To use the app people will need to register and there is a daily limit to the number of queries submitted. After registering, a private URL will be emailed to the app for people to use. The app enables the scoring of many existing songs by title and band name, or people can score any of their own songs as long as they are online.
The research issued last month looked at the official UK top 40 singles chart over the past 50 years. The team’s aim was to distinguish the most popular (peak position top five) songs from less popular singles (peak position 30 to 40).
The researchers used musical features such as, tempo, time signature, song duration and loudness. They also computed more detailed summaries of the songs such as harmonic simplicity, how simple the chord sequence is, and non-harmonicity, how ‘noisy’ the song is.

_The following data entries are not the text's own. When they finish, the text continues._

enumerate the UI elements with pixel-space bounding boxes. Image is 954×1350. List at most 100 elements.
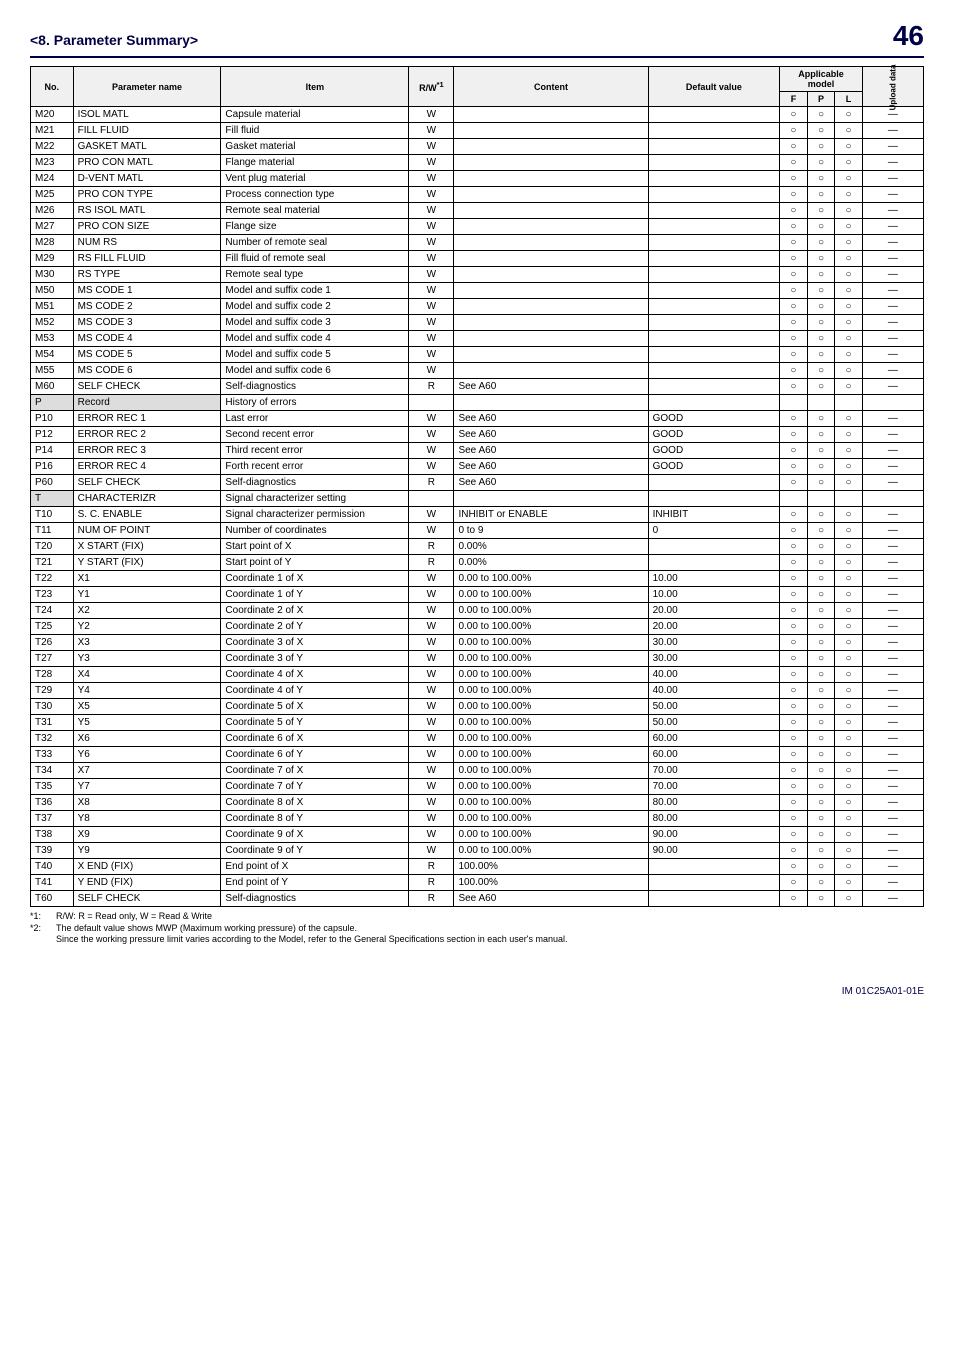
cell: Coordinate 2 of Y [221,619,409,635]
cell: ○ [807,859,835,875]
cell [648,891,780,907]
cell: 10.00 [648,587,780,603]
cell: ○ [835,779,863,795]
cell: NUM RS [73,235,221,251]
cell: ISOL MATL [73,107,221,123]
cell: ○ [807,651,835,667]
cell: ○ [780,219,808,235]
cell: ○ [807,539,835,555]
cell: — [862,603,923,619]
cell: ○ [807,843,835,859]
cell: ○ [807,731,835,747]
cell: ○ [780,251,808,267]
cell [835,491,863,507]
cell: — [862,251,923,267]
cell: — [862,635,923,651]
table-row: P12ERROR REC 2Second recent errorWSee A6… [31,427,924,443]
table-row: M51MS CODE 2Model and suffix code 2W○○○— [31,299,924,315]
doc-footer: IM 01C25A01-01E [30,986,924,997]
cell: W [409,363,454,379]
cell: Coordinate 9 of X [221,827,409,843]
cell [648,331,780,347]
table-row: T23Y1Coordinate 1 of YW0.00 to 100.00%10… [31,587,924,603]
cell: P10 [31,411,74,427]
cell: GOOD [648,443,780,459]
cell: W [409,603,454,619]
cell: 90.00 [648,827,780,843]
cell: R [409,555,454,571]
cell: R [409,859,454,875]
cell: Y4 [73,683,221,699]
cell: ○ [807,779,835,795]
cell: ○ [807,715,835,731]
cell: NUM OF POINT [73,523,221,539]
cell: ○ [835,811,863,827]
cell: W [409,811,454,827]
cell: ○ [780,859,808,875]
cell: M27 [31,219,74,235]
cell [454,235,648,251]
cell: Remote seal material [221,203,409,219]
cell: T11 [31,523,74,539]
cell: M53 [31,331,74,347]
cell: Third recent error [221,443,409,459]
cell: T32 [31,731,74,747]
cell: ○ [807,171,835,187]
cell: — [862,427,923,443]
cell: W [409,171,454,187]
cell: Number of remote seal [221,235,409,251]
cell: X3 [73,635,221,651]
cell: — [862,203,923,219]
cell: Y6 [73,747,221,763]
cell: ○ [807,379,835,395]
cell [648,555,780,571]
cell: ○ [835,139,863,155]
table-row: T38X9Coordinate 9 of XW0.00 to 100.00%90… [31,827,924,843]
cell: — [862,523,923,539]
cell: W [409,267,454,283]
cell: ERROR REC 2 [73,427,221,443]
table-row: T20X START (FIX)Start point of XR0.00%○○… [31,539,924,555]
cell: Process connection type [221,187,409,203]
cell: 0.00 to 100.00% [454,715,648,731]
cell: T26 [31,635,74,651]
cell: S. C. ENABLE [73,507,221,523]
cell: Flange material [221,155,409,171]
cell: W [409,411,454,427]
table-row: T29Y4Coordinate 4 of YW0.00 to 100.00%40… [31,683,924,699]
cell: Model and suffix code 4 [221,331,409,347]
cell: — [862,779,923,795]
cell [648,315,780,331]
cell: ○ [835,875,863,891]
cell: 0.00 to 100.00% [454,827,648,843]
cell: ○ [807,603,835,619]
cell: 30.00 [648,635,780,651]
cell: ○ [780,891,808,907]
col-pname: Parameter name [73,67,221,107]
cell: T22 [31,571,74,587]
cell: 0 to 9 [454,523,648,539]
cell: ○ [807,523,835,539]
cell: ○ [807,411,835,427]
cell [862,491,923,507]
cell: ○ [807,555,835,571]
cell [648,379,780,395]
cell: Coordinate 3 of Y [221,651,409,667]
cell: W [409,763,454,779]
cell: RS ISOL MATL [73,203,221,219]
table-row: M28NUM RSNumber of remote sealW○○○— [31,235,924,251]
cell: ○ [807,683,835,699]
cell: W [409,651,454,667]
cell: — [862,539,923,555]
cell: ○ [780,299,808,315]
cell [648,123,780,139]
cell: 0.00 to 100.00% [454,603,648,619]
cell: M30 [31,267,74,283]
table-row: T35Y7Coordinate 7 of YW0.00 to 100.00%70… [31,779,924,795]
cell: T33 [31,747,74,763]
cell: Y5 [73,715,221,731]
cell: M28 [31,235,74,251]
cell: Self-diagnostics [221,475,409,491]
cell: Y END (FIX) [73,875,221,891]
cell: 10.00 [648,571,780,587]
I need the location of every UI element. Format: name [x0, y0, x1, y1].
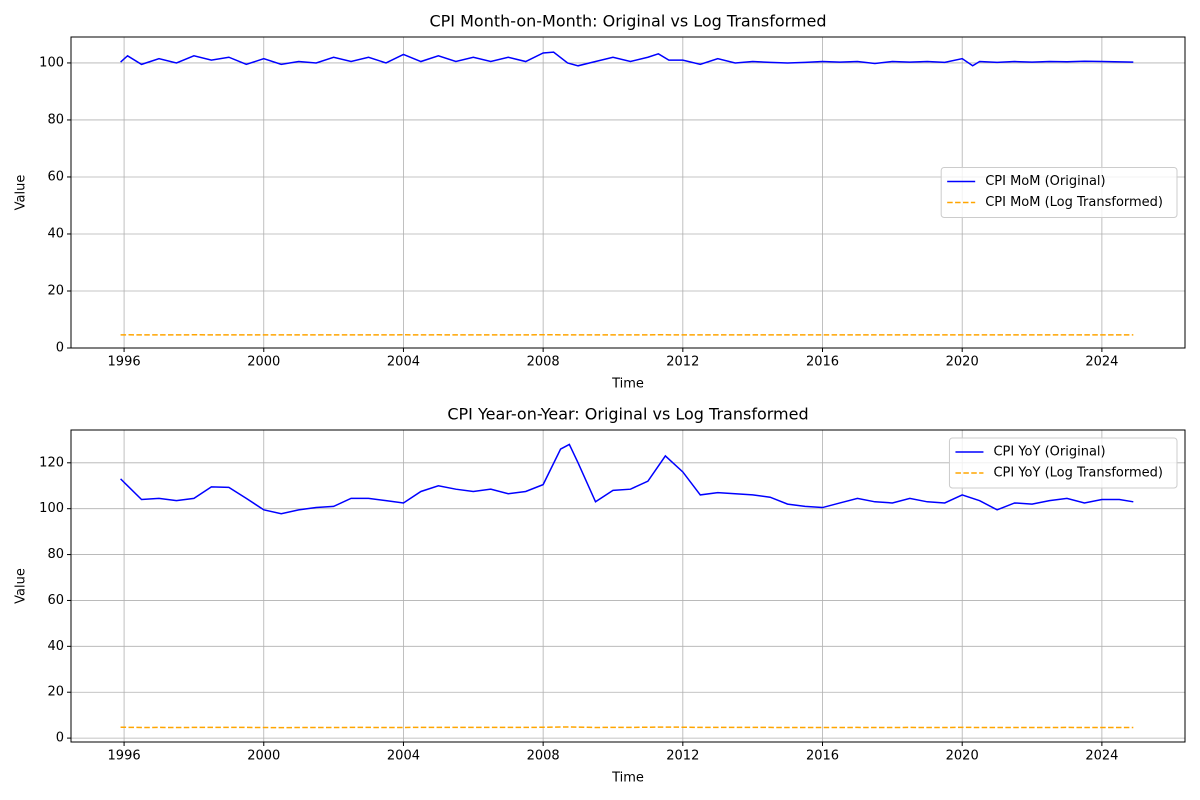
legend: CPI YoY (Original) CPI YoY (Log Transform…	[948, 437, 1178, 489]
x-tick-label: 2004	[387, 749, 420, 764]
y-axis-label: Value	[14, 568, 29, 604]
series-line	[120, 51, 1134, 67]
y-axis-label: Value	[14, 175, 29, 211]
x-tick-label: 2008	[527, 355, 560, 370]
x-tick-label: 2020	[946, 749, 979, 764]
chart-title: CPI Month-on-Month: Original vs Log Tran…	[429, 12, 826, 31]
y-tick-label: 120	[39, 455, 64, 470]
x-axis-label: Time	[611, 771, 644, 786]
legend: CPI MoM (Original) CPI MoM (Log Transform…	[940, 167, 1178, 218]
y-tick-label: 40	[47, 226, 64, 241]
series-line	[120, 726, 1134, 729]
y-tick-label: 0	[56, 341, 64, 356]
y-tick-label: 20	[47, 685, 64, 700]
y-tick-label: 80	[47, 547, 64, 562]
x-tick-label: 2024	[1085, 355, 1118, 370]
plot-frame	[70, 429, 1186, 743]
legend-label: CPI MoM (Log Transformed)	[985, 195, 1163, 210]
y-tick-label: 100	[39, 55, 64, 70]
x-tick-label: 2008	[527, 749, 560, 764]
legend-label: CPI YoY (Log Transformed)	[993, 466, 1163, 481]
y-tick-label: 40	[47, 639, 64, 654]
chart-title: CPI Year-on-Year: Original vs Log Transf…	[447, 405, 808, 424]
x-axis-label: Time	[611, 377, 644, 392]
x-tick-label: 2016	[806, 749, 839, 764]
y-tick-label: 80	[47, 112, 64, 127]
y-tick-label: 100	[39, 501, 64, 516]
y-tick-label: 60	[47, 169, 64, 184]
legend-box	[948, 437, 1178, 489]
legend-label: CPI MoM (Original)	[985, 174, 1105, 189]
legend-box	[940, 167, 1178, 218]
x-tick-label: 2012	[666, 749, 699, 764]
plot-frame	[70, 36, 1186, 349]
x-tick-label: 2016	[806, 355, 839, 370]
x-tick-label: 1996	[108, 355, 141, 370]
x-tick-label: 1996	[108, 749, 141, 764]
y-tick-label: 20	[47, 283, 64, 298]
x-tick-label: 2004	[387, 355, 420, 370]
x-tick-label: 2000	[247, 355, 280, 370]
y-tick-label: 0	[56, 731, 64, 746]
x-tick-label: 2024	[1085, 749, 1118, 764]
x-tick-label: 2020	[946, 355, 979, 370]
series-line	[120, 443, 1134, 515]
x-tick-label: 2000	[247, 749, 280, 764]
legend-label: CPI YoY (Original)	[993, 445, 1105, 460]
y-tick-label: 60	[47, 593, 64, 608]
x-tick-label: 2012	[666, 355, 699, 370]
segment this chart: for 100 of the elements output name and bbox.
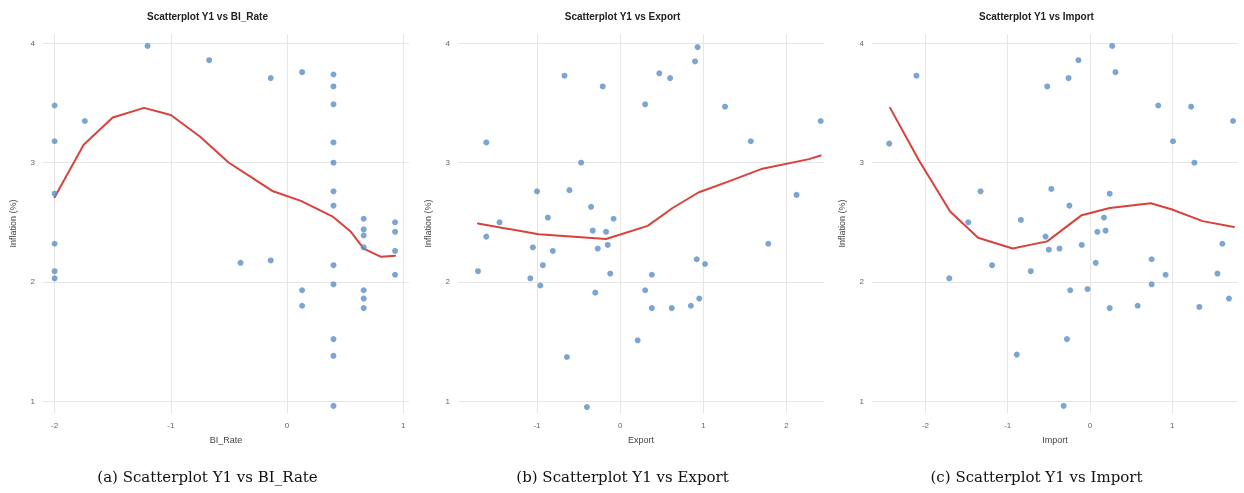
point xyxy=(599,83,606,90)
x-tick-label: -1 xyxy=(167,420,175,430)
point xyxy=(360,244,367,251)
point xyxy=(1056,245,1063,252)
point xyxy=(648,271,655,278)
point xyxy=(1107,305,1114,312)
point xyxy=(539,262,546,269)
point xyxy=(529,244,536,251)
y-tick-label: 4 xyxy=(859,39,865,49)
point xyxy=(1048,185,1055,192)
x-tick-label: -1 xyxy=(1004,420,1013,430)
point xyxy=(51,190,58,197)
y-axis-title: Inflation (%) xyxy=(836,199,847,248)
point xyxy=(1075,57,1082,64)
y-tick-label: 3 xyxy=(859,158,865,168)
point xyxy=(1064,336,1071,343)
point xyxy=(1219,240,1226,247)
x-tick-label: -2 xyxy=(51,420,59,430)
chart-title: Scatterplot Y1 vs Export xyxy=(564,10,681,22)
point xyxy=(641,101,648,108)
point xyxy=(1170,138,1177,145)
point xyxy=(563,353,570,360)
point xyxy=(1112,69,1119,76)
point xyxy=(694,44,701,51)
point xyxy=(1102,227,1109,234)
point xyxy=(817,118,824,124)
point xyxy=(1230,118,1237,124)
point xyxy=(1079,241,1086,248)
point xyxy=(721,103,728,110)
x-axis-title: BI_Rate xyxy=(209,434,243,445)
point xyxy=(577,159,584,166)
point xyxy=(1094,228,1101,235)
point xyxy=(589,227,596,234)
point xyxy=(1188,103,1195,110)
point xyxy=(583,404,590,411)
point xyxy=(392,271,399,278)
point xyxy=(474,268,481,275)
point xyxy=(1148,281,1155,288)
y-tick-label: 3 xyxy=(445,158,451,168)
y-tick-label: 2 xyxy=(30,277,36,287)
x-tick-label: 1 xyxy=(1170,420,1176,430)
point xyxy=(1196,303,1203,310)
point xyxy=(668,305,675,312)
point xyxy=(655,70,662,77)
point xyxy=(330,336,337,343)
y-axis-title: Inflation (%) xyxy=(422,199,433,248)
point xyxy=(482,233,489,240)
point xyxy=(392,247,399,254)
point xyxy=(51,138,58,145)
point xyxy=(330,202,337,209)
point xyxy=(360,305,367,312)
point xyxy=(360,232,367,239)
point xyxy=(144,42,151,49)
point xyxy=(561,72,568,79)
point xyxy=(330,139,337,146)
point xyxy=(634,337,641,344)
point xyxy=(330,83,337,90)
point xyxy=(330,71,337,78)
text: (a) Scatterplot Y1 vs BI_Rate xyxy=(97,467,318,486)
point xyxy=(687,302,694,309)
point xyxy=(51,275,58,282)
point xyxy=(330,402,337,409)
point xyxy=(1107,190,1114,197)
point xyxy=(1084,286,1091,293)
point xyxy=(299,302,306,309)
point xyxy=(606,270,613,277)
y-tick-label: 3 xyxy=(30,158,36,168)
point xyxy=(965,219,972,226)
point xyxy=(299,69,306,76)
point xyxy=(591,289,598,296)
x-tick-label: 0 xyxy=(284,420,290,430)
point xyxy=(330,281,337,288)
point xyxy=(946,275,953,282)
point xyxy=(566,187,573,194)
point xyxy=(1044,83,1051,90)
point xyxy=(1101,214,1108,221)
point xyxy=(544,214,551,221)
point xyxy=(886,140,893,147)
point xyxy=(747,138,754,145)
y-axis-title: Inflation (%) xyxy=(7,199,18,248)
y-tick-label: 1 xyxy=(859,396,865,406)
point xyxy=(1191,159,1198,166)
point xyxy=(1014,351,1021,358)
x-tick-label: 2 xyxy=(784,420,789,430)
point xyxy=(1214,270,1221,277)
point xyxy=(604,241,611,248)
point xyxy=(1093,259,1100,266)
point xyxy=(360,215,367,222)
point xyxy=(360,295,367,302)
point xyxy=(691,58,698,65)
point xyxy=(533,188,540,195)
point xyxy=(1028,268,1035,275)
point xyxy=(701,261,708,268)
point xyxy=(695,295,702,302)
point xyxy=(1109,42,1116,49)
point xyxy=(392,219,399,226)
text: (c) Scatterplot Y1 vs Import xyxy=(930,467,1143,486)
point xyxy=(764,240,771,247)
point xyxy=(587,203,594,210)
point xyxy=(81,118,88,124)
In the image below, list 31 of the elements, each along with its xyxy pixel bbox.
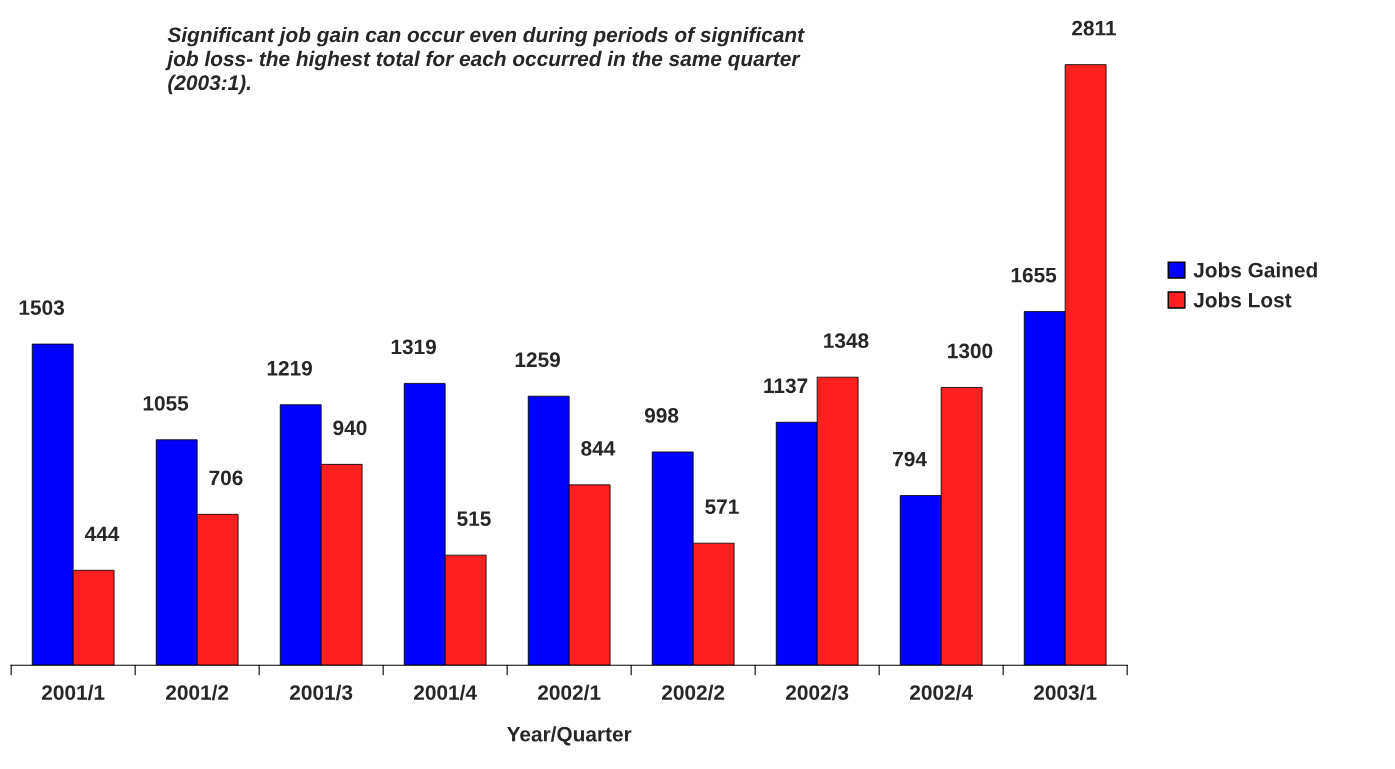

The results of the study differ from previous research, which has so far not been shown to predict hit potential. A possibly important qualitative difference with previous studies is the use of an adaptive machine learning method to account for evolving musical taste.
Further information
The abstract
Hit Song Science Once Again a Science?, Yizhao Ni, Raúl Santos-Rodríguez, Matt McVicar and Tijl De Bie was presented at the MML 2011 4th International Workshop on Machine Learning and Music: Learning from Musical Structure held in conjunction with the 25th Annual Conference on Neural Information Processing Systems, held in Sierra Nevada, Spain on Saturday December 17.
ScoreAhit
A website, scoreAhit, about the research is available at www.scoreahit.com
The team by using state-of-the-art machine learning algorithms came up with a system for working out which songs are more likely to ‘make it’ in the charts and also the features which make up the perfect hit.
A ‘hit potential equation’ that scores a song according to its audio features was devised. The equation works by looking at all the UK hits for a certain time and measuring their audio features. From this the researchers had a list of weights, telling then how important each of the 23 features was and allowing them to compute a score for a song.
The team found they could classify a song into a ‘hit’ or ‘not hit’ based on its score, with an accuracy rate of 60 per cent as to whether a song will make it to top five, or if it will never reach above position 30 on the UK top 40 singles chart.